El hallazgo se dio tras un estudio desarrollado por investigadores de la Universidad de Lincoln, en Inglaterra, quienes analizaron los movimientos de los ojos y la cabeza de varios perros mientras observaban imágenes de diferentes rostros.
Los resultados mostraron que los animales tendían a enfocar primero la mitad derecha del rostro humano, un comportamiento que también ha sido identificado en las personas.

Según los científicos, esta reacción no ocurre cuando los perros observan objetos comunes ni cuando miran imágenes de otras especies.
El patrón apareció específicamente frente a rostros humanos, lo que sugiere que los animales han desarrollado una capacidad especial para interpretar señales faciales de quienes conviven con ellos.
Los expertos explicaron que una de las hipótesis más aceptadas indica que el lado derecho del rostro suele transmitir con mayor claridad las emociones y los estados de ánimo de una persona. Por esa razón, tanto humanos como perros prestarían más atención a esa zona al momento de identificar expresiones o evaluar situaciones sociales.

Durante la investigación, los especialistas mostraron a los animales fotografías de personas, perros, monos y objetos inanimados.
Sin embargo, solo frente a los rostros humanos apareció esa tendencia a observar primero una zona específica de la cara.
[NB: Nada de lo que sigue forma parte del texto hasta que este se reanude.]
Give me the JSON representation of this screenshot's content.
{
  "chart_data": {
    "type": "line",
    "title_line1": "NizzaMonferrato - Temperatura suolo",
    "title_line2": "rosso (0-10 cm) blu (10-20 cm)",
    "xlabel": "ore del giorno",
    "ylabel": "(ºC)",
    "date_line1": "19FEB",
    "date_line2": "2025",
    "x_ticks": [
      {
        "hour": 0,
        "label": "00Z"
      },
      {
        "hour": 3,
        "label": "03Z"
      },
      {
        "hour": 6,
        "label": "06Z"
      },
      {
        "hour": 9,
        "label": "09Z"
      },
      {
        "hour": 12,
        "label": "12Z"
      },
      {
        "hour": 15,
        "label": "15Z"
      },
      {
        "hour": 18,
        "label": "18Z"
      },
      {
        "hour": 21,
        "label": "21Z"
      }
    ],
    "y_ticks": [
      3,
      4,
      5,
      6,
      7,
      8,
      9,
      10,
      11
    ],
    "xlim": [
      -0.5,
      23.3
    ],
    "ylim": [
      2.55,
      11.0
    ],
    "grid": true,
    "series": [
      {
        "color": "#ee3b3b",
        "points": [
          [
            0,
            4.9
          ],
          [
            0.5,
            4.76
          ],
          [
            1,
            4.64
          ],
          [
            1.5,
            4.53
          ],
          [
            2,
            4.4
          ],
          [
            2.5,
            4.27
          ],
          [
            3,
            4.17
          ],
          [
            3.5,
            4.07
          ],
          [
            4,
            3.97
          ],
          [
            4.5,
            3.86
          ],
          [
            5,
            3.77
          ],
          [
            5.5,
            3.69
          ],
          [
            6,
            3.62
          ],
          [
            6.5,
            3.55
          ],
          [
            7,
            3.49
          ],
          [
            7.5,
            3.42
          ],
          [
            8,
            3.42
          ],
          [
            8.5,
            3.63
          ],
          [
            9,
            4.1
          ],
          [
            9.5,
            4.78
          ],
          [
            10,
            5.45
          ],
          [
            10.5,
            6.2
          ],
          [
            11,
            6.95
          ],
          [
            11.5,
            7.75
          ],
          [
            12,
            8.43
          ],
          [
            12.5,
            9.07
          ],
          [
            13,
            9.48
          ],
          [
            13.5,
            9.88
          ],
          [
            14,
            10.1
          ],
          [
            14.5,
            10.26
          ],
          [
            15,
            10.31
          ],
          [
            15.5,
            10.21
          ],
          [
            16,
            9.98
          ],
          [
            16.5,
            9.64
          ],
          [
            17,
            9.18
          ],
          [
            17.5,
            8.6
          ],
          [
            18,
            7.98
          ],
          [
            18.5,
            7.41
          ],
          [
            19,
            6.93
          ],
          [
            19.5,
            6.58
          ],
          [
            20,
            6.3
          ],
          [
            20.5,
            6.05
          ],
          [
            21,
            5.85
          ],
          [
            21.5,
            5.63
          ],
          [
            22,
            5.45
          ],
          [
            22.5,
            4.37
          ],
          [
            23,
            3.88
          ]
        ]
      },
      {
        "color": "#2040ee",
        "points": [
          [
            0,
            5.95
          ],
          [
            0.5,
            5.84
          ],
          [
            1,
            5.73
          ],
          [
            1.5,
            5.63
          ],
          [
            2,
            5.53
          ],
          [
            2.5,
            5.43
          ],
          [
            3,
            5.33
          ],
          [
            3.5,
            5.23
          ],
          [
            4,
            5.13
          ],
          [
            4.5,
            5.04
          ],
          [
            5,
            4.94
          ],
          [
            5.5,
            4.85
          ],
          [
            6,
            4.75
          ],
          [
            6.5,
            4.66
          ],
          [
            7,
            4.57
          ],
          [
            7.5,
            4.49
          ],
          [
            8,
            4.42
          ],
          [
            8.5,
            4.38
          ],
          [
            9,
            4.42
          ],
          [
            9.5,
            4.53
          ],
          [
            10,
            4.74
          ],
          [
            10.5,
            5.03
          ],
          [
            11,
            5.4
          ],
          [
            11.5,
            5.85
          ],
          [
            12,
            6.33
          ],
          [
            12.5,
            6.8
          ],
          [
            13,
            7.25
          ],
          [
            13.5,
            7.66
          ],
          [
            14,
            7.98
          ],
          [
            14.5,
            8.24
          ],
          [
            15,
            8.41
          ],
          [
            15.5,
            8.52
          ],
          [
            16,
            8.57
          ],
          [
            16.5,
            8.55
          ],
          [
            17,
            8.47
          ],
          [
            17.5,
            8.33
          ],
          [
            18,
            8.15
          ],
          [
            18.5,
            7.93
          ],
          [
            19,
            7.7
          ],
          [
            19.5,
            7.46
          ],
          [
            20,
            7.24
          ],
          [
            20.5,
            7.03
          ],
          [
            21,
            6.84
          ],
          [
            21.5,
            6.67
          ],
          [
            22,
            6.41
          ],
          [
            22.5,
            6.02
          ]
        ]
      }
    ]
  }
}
Incluso cuando las imágenes fueron invertidas, los perros mantuvieron el mismo patrón visual, lo que reforzó las conclusiones del estudio.
Para los investigadores, este comportamiento podría ser el resultado de miles de años de convivencia entre perros y humanos.

Con el paso de los años, los perros habrían aprendido a interpretar mejor las señales emocionales de las personas, convirtiéndose en observadores expertos del lenguaje corporal.
Además, confirma que estos animales no solo reconocen voces, olores o gestos, sino que también analizan cuidadosamente los rostros para entender mejor a quienes forman parte de su entorno cotidiano y fortalecer vínculos duraderos.